Here is a look at three successful centers, each -- in different ways -- blending Western medicine with folk traditions and practices from the East.
**
BILL COLEMAN SCRIPPS CENTER
'I was stressed'
Through classes like music, cooking and yoga, the tony La Jolla clinic teaches its heart patients to reflect on, and revise, their everyday lives.
BY the time Bill Coleman arrived at the Scripps Center for Integrative Medicine in mid-2005, he'd been through the wars. His first heart attack struck in 1998, and doctors put three stents in his heart. Two years later, they put in two more.
Then in 2005, a stress test showed he had a blockage in one of the main blood vessels to the heart -- the left anterior descending artery, also known as the "widow maker." He awoke after an emergency surgery with a total of seven stents in his heart.
Getting the stents was effective and easy -- too easy in some ways.
"It is such a quick fix. It gives you a false sense of security," said Coleman, 61, who runs an electrical contracting company in Loma Linda. "I didn't take care of myself. I didn't make any lifestyle changes."
His cardiologist at Scripps Clinic -- the mainstream medical facility that the integrative medicine facility is attached to -- told him he was heading in the wrong direction and asked him to consider the integrative center's Healing Hearts program, designed to stop the progression of heart disease.

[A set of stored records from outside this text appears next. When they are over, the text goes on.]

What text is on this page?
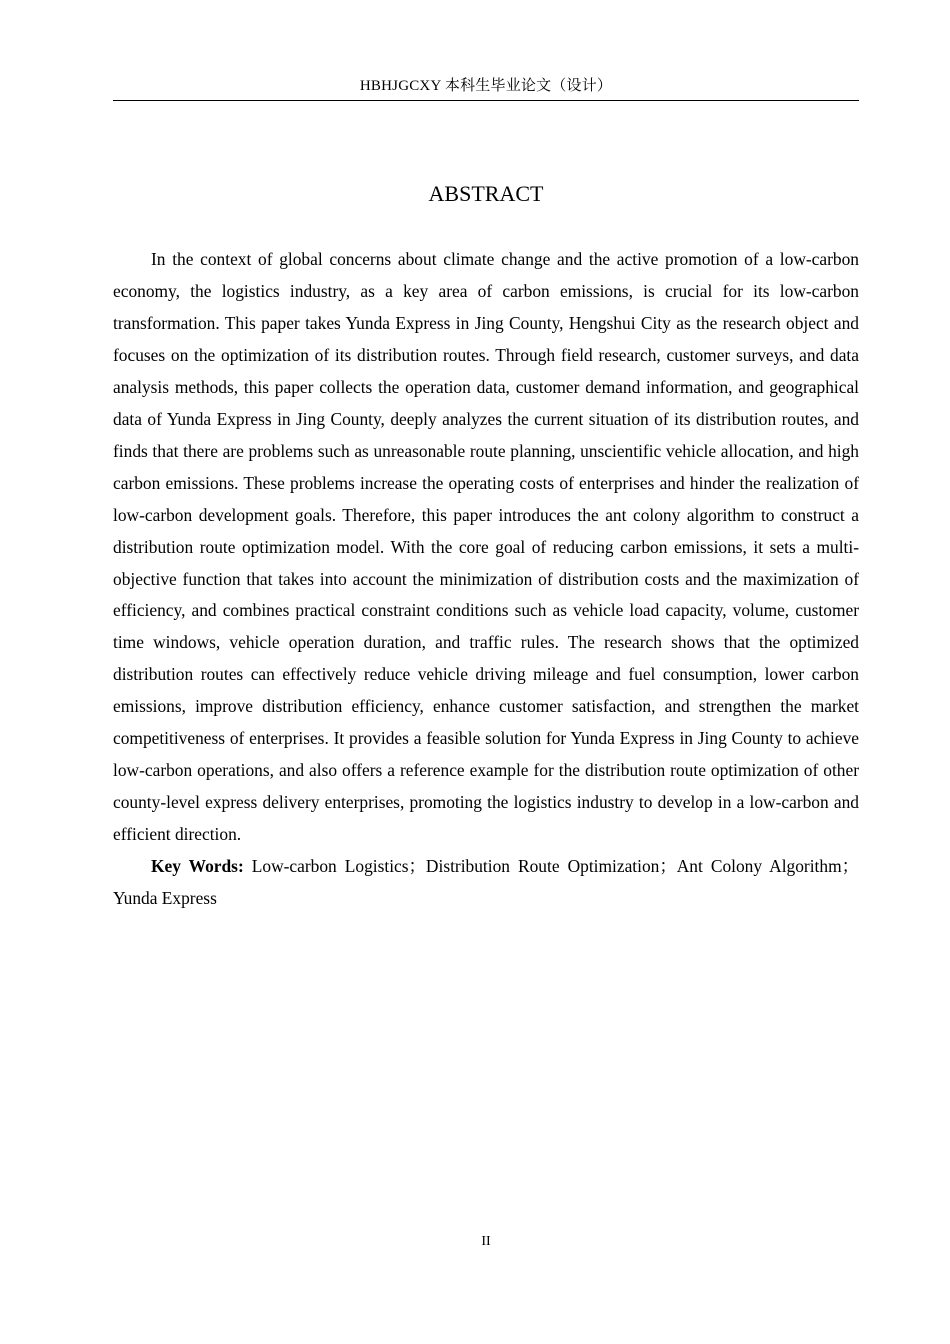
HBHJGCXY 本科生毕业论文（设计）
ABSTRACT

In the context of global concerns about climate change and the active promotion of a low-carbon economy, the logistics industry, as a key area of carbon emissions, is crucial for its low-carbon transformation. This paper takes Yunda Express in Jing County, Hengshui City as the research object and focuses on the optimization of its distribution routes. Through field research, customer surveys, and data analysis methods, this paper collects the operation data, customer demand information, and geographical data of Yunda Express in Jing County, deeply analyzes the current situation of its distribution routes, and finds that there are problems such as unreasonable route planning, unscientific vehicle allocation, and high carbon emissions. These problems increase the operating costs of enterprises and hinder the realization of low-carbon development goals. Therefore, this paper introduces the ant colony algorithm to construct a distribution route optimization model. With the core goal of reducing carbon emissions, it sets a multi-objective function that takes into account the minimization of distribution costs and the maximization of efficiency, and combines practical constraint conditions such as vehicle load capacity, volume, customer time windows, vehicle operation duration, and traffic rules. The research shows that the optimized distribution routes can effectively reduce vehicle driving mileage and fuel consumption, lower carbon emissions, improve distribution efficiency, enhance customer satisfaction, and strengthen the market competitiveness of enterprises. It provides a feasible solution for Yunda Express in Jing County to achieve low-carbon operations, and also offers a reference example for the distribution route optimization of other county-level express delivery enterprises, promoting the logistics industry to develop in a low-carbon and efficient direction.

Key Words: Low-carbon Logistics；Distribution Route Optimization；Ant Colony Algorithm；Yunda Express

II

More Americans die of heart disease each year than any other illness. Western medical care excels at acute care and trauma: Stenting and bypass surgery are routine procedures. But once the crisis is over, alternative medicine can offer a prescription for prevention and lifestyle change. Many alternative practitioners deal with the more nebulous -- but still, for heart disease, vitally important -- areas of emotion, spirituality and stress reduction, and are generally more eager to focus on low-tech interventions such as anti-inflammatory, low-glycemic index diets.
The Scripps program started after cardiologist Dr. Mimi Guarneri was approached by Dr. Dean Ornish, the celebrity doctor known for showing that coronary disease could be reversed without surgery using a low-fat diet, exercise, yoga, meditation and support groups. Scripps became part of Ornish's Multicenter Lifestyle Heart Trial, and Guarneri's clinic grew out of that experience. Scripps Center for Integrative Medicine opened in 1999.